Reflections on life at “De Witte Wand”…

Gee’s Swizz

There was a time, round about 2008, when I was a regular reader of Henry Gee’s blog. He’s a senior editor of Nature, and I found his blog writing amusing enough. After a while though, I found I became somewhat disenchanted with his views, and stopped reading him.

He popped up again this week with an opinion piece in The Guardian where he set out his case that Science is a religion that must not be questioned. I found it mostly to be a load of old bollocks, and it served as a reminder as to why I stopped reading him. The one point where I found myself half-nodding in agreement was his charge that:

TV programmes on science pursue a line that’s often cringe-makingly reverential.
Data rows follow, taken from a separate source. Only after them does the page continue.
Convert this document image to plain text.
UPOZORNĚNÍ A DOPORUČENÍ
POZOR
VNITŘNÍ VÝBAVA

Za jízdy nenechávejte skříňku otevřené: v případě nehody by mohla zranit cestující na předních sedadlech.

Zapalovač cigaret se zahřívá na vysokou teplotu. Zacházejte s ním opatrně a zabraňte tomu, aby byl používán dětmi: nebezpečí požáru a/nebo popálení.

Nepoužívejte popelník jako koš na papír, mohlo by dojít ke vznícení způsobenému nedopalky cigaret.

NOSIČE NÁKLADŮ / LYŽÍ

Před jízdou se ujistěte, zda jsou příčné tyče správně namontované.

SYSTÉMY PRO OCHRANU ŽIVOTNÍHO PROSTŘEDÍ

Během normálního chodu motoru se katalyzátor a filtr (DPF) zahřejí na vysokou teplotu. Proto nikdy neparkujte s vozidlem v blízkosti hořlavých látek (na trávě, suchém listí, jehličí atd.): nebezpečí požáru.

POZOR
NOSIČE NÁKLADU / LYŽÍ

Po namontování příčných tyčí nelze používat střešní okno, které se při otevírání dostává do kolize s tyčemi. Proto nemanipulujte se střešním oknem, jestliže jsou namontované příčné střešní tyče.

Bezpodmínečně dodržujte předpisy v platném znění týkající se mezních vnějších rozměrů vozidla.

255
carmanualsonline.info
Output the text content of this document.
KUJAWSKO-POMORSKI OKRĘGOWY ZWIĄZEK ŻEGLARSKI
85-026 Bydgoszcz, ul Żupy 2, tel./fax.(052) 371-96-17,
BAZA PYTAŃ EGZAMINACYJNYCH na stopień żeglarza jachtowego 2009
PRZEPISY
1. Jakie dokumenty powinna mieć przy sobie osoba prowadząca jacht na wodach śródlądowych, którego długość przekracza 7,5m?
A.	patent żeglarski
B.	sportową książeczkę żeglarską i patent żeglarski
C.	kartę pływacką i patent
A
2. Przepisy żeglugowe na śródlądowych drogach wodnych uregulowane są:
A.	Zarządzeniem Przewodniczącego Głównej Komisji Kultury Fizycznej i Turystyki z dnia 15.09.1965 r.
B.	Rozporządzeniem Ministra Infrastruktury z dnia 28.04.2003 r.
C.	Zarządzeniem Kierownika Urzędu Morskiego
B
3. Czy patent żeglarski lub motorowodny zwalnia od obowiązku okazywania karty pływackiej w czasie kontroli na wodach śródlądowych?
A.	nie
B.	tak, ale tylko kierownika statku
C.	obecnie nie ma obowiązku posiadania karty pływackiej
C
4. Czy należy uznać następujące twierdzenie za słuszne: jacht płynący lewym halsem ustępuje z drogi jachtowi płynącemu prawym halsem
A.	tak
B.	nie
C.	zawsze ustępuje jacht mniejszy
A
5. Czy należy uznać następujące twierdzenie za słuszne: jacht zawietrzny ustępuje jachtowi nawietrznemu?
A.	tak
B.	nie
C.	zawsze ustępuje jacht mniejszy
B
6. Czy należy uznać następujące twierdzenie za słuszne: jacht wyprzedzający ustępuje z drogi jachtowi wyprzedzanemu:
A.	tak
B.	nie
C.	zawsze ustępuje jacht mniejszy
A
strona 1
Switch on any episode of Horizon, and the mood lighting, doom-laden music and Shakespearean voiceover convince you that you are entering the Houses of the Holy – somewhere where debate and dissent are not so much not permitted as inconceivable.

But even here, my argument would not be because the programmes are reverential, but because they are bad. I’ve said in the past that Horizon has been simultaneously both dumbed-down and jazzed up by the programme makers to an almost unwatchable extent. With rare exceptions, the programmes are not made by the scientists themselves, but by non-scientists who seem to prefer (questionable) style over substance.

For a proper rebuttal of Gee’s piece, I refer you to Jerry Coyne, who takes it apart in a most satisfying manner.